Fair redistribution RATIS_THREE pipeline mechanism #6248

Montura · 2024-02-21T11:05:02Z

Montura
Feb 21, 2024

There is a desing doc saying that:
"For example, with 5 and replication factor of 3, you would end up with 2 datanode not being a part of any pipeline."

This prevents pipelines from being distributed fairly among the datanodes in the cluster. Especially when datanodes become ready one by one.

I’m thinking in a way only for cluster startup scenario:

Ratis pipelines creating in a greedy way on some datanode triplet. When heartbeats from all 3 datanodes are received, pipeline becomes OPENED. And there is a time slot when there are some OPENED pipelines exists, but data writing from client still doesn’t start.
I assume that we could close these OPENED (and not involved in data writing yet) pipelines to allow BackgroundPipelineCreator to create pipelines again to include datanodes that started later (I’ve talked about these specific nodes in the previous message).

Some thoughts:

Maybe PipelineManagerImpl::scrubPipelines that collects too long ALLOCATED and CLOSED pipelines could be tuned or use some options (like OZONE_SCM_PIPELINE_ALLOCATED_TIMEOUT) to collect also OPENED pipelines without containers?
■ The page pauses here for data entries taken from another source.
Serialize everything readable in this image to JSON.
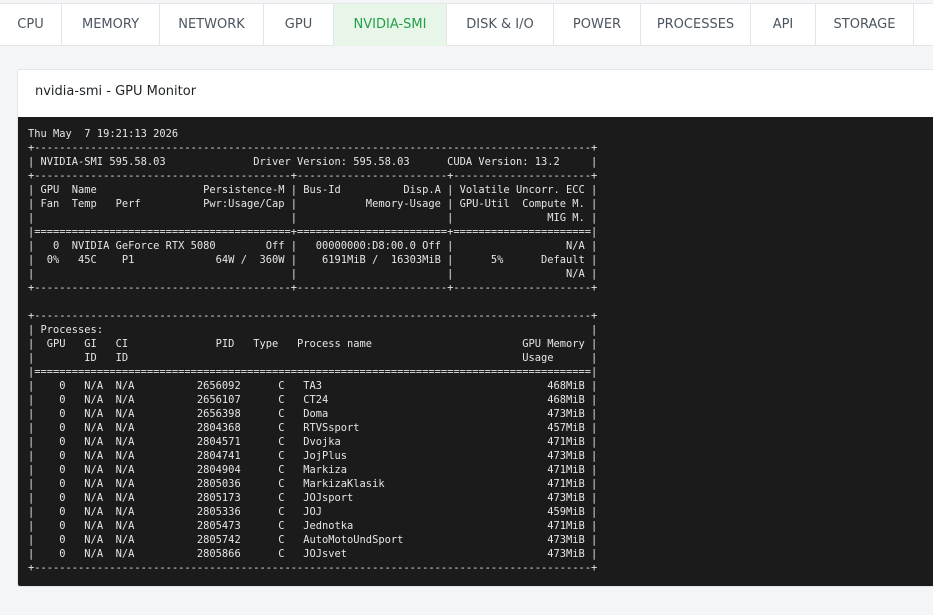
{
  "tabs": [
    {
      "label": "CPU",
      "active": false
    },
    {
      "label": "MEMORY",
      "active": false
    },
    {
      "label": "NETWORK",
      "active": false
    },
    {
      "label": "GPU",
      "active": false
    },
    {
      "label": "NVIDIA-SMI",
      "active": true
    },
    {
      "label": "DISK & I/O",
      "active": false
    },
    {
      "label": "POWER",
      "active": false
    },
    {
      "label": "PROCESSES",
      "active": false
    },
    {
      "label": "API",
      "active": false
    },
    {
      "label": "STORAGE",
      "active": false
    }
  ],
  "panel": {
    "title": "nvidia-smi - GPU Monitor"
  },
  "colors": {
    "accent": "#22a046",
    "active_tab_bg": "#e8f6ea",
    "terminal_bg": "#1b1b1b",
    "terminal_text": "#e6e6e6"
  },
  "output": "Thu May  7 19:21:13 2026\n+-----------------------------------------------------------------------------------------+\n| NVIDIA-SMI 595.58.03              Driver Version: 595.58.03      CUDA Version: 13.2     |\n+-----------------------------------------+------------------------+----------------------+\n| GPU  Name                 Persistence-M | Bus-Id          Disp.A | Volatile Uncorr. ECC |\n| Fan  Temp   Perf          Pwr:Usage/Cap |           Memory-Usage | GPU-Util  Compute M. |\n|                                         |                        |               MIG M. |\n|=========================================+========================+======================|\n|   0  NVIDIA GeForce RTX 5080        Off |   00000000:D8:00.0 Off |                  N/A |\n|  0%   45C    P1             64W /  360W |    6191MiB /  16303MiB |      5%      Default |\n|                                         |                        |                  N/A |\n+-----------------------------------------+------------------------+----------------------+\n\n+-----------------------------------------------------------------------------------------+\n| Processes:                                                                              |\n|  GPU   GI   CI              PID   Type   Process name                        GPU Memory |\n|        ID   ID                                                               Usage      |\n|=========================================================================================|\n|    0   N/A  N/A          2656092      C   TA3                                    468MiB |\n|    0   N/A  N/A          2656107      C   CT24                                   468MiB |\n|    0   N/A  N/A          2656398      C   Doma                                   473MiB |\n|    0   N/A  N/A          2804368      C   RTVSsport                              457MiB |\n|    0   N/A  N/A          2804571      C   Dvojka                                 471MiB |\n|    0   N/A  N/A          2804741      C   JojPlus                                473MiB |\n|    0   N/A  N/A          2804904      C   Markiza                                471MiB |\n|    0   N/A  N/A          2805036      C   MarkizaKlasik                          471MiB |\n|    0   N/A  N/A          2805173      C   JOJsport                               473MiB |\n|    0   N/A  N/A          2805336      C   JOJ                                    459MiB |\n|    0   N/A  N/A          2805473      C   Jednotka                               471MiB |\n|    0   N/A  N/A          2805742      C   AutoMotoUndSport                       473MiB |\n|    0   N/A  N/A          2805866      C   JOJsvet                                473MiB |\n+-----------------------------------------------------------------------------------------+"
}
Ex. Cluster of 5 datanodes, first 3 start up fast, 2 nodes start later, OZONE_DATANODE_PIPELINE_LIMIT = 10:

Current pipeline distribution (across 1-2-3 DNs)

Expected pipeline distribution (across 1-2-3-4-5 DNs)

Datanode	Pipeline Count
1	10
2	10
3	10
4	0
5	0

DN set	Pipeline Count	Total Pipelines
1-2-3	10	10
1-2-4	0	10
1-2-5	0	10
1-3-4	0	10
1-3-5	0	10
1-4-5	0	10
2-3-4	0	10
2-3-5	0	10
2-4-5	0	10
3-4-5	0	10

Datanode	Pipeline Count
1	10
2	10
3	10
4	10
5	8

DN set	Pipeline Count	Total Pipelines
1-2-3	2	2
1-2-4	2	4
1-2-5	2	6
1-3-4	2	8
1-3-5	1	9
1-4-5	1	10
2-3-4	2	12
2-3-5	1	13
2-4-5	1	14
3-4-5	2	16

Total pipeline count could be 16 instead of 10. And all 5 datanodes will be utilized as much as possible.
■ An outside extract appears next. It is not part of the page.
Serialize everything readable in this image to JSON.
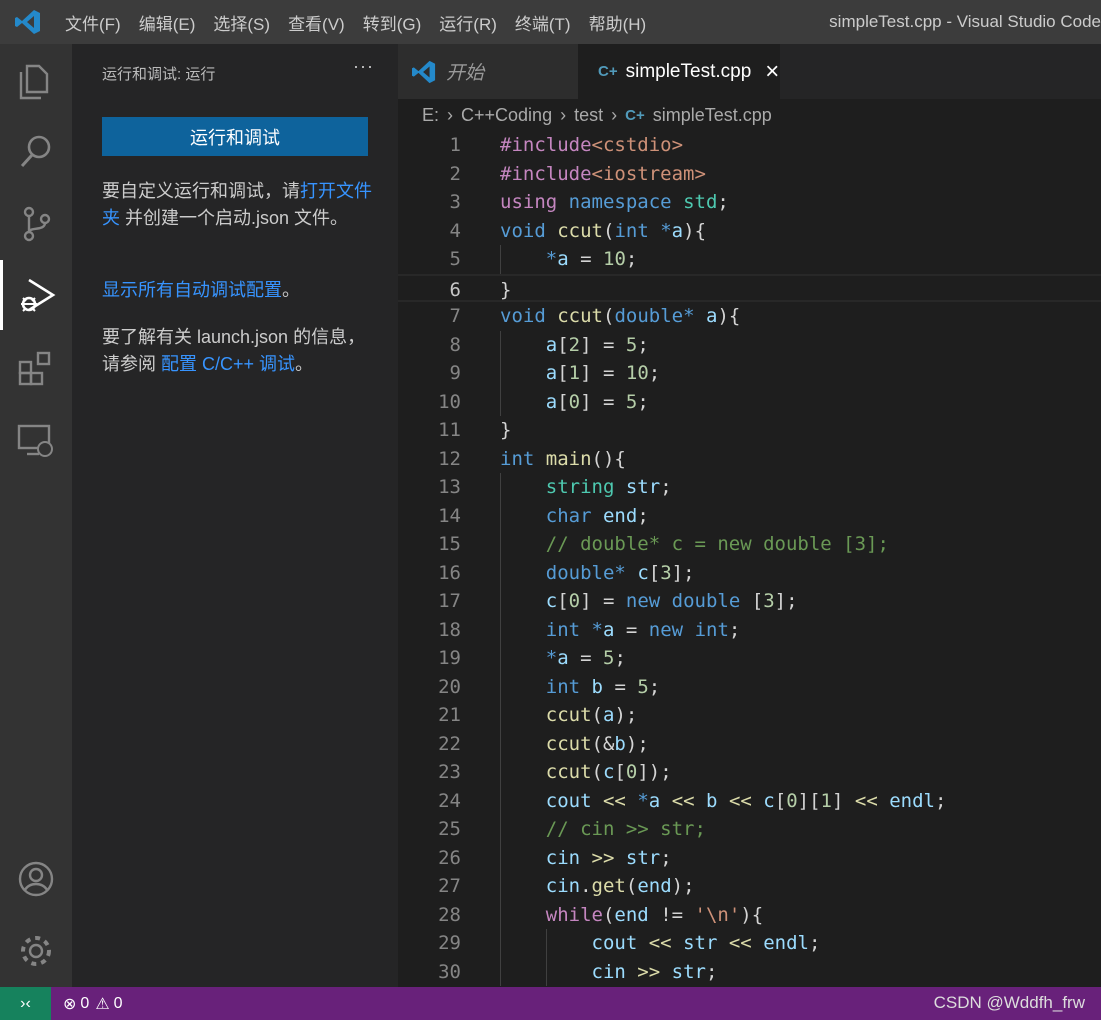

Montura · 2024-02-21T11:10:32Z

Montura
Feb 21, 2024
Author

There is a test org.apache.hadoop.ozone.TestMiniOzoneClusterFairPipelineDistribution

It starts MiniOzoneCluster with different count of DNs and verifies that:

The difference between pipelines count for each datanodes pair is less or equal 3 (because of replication factor RATIS_THREE)
If there are datanodes which number of pipelines differs more than 3 from other datanodes, then the number of these datanodes must be 1 (cluster_datanode_count % 3 == 1) or 2 (cluster_datanode_count % 3 == 2).
I expect that the number of pipelines for these datanodes must be greater that zero.

For now it's passed to get successful CI build.

To reproduce a problem you have to uncomment next lines (one, two) in org.apache.hadoop.hdds.scm.pipeline.TestRatisThreePipelineDistribution#verifyPipelineCountForNodes method.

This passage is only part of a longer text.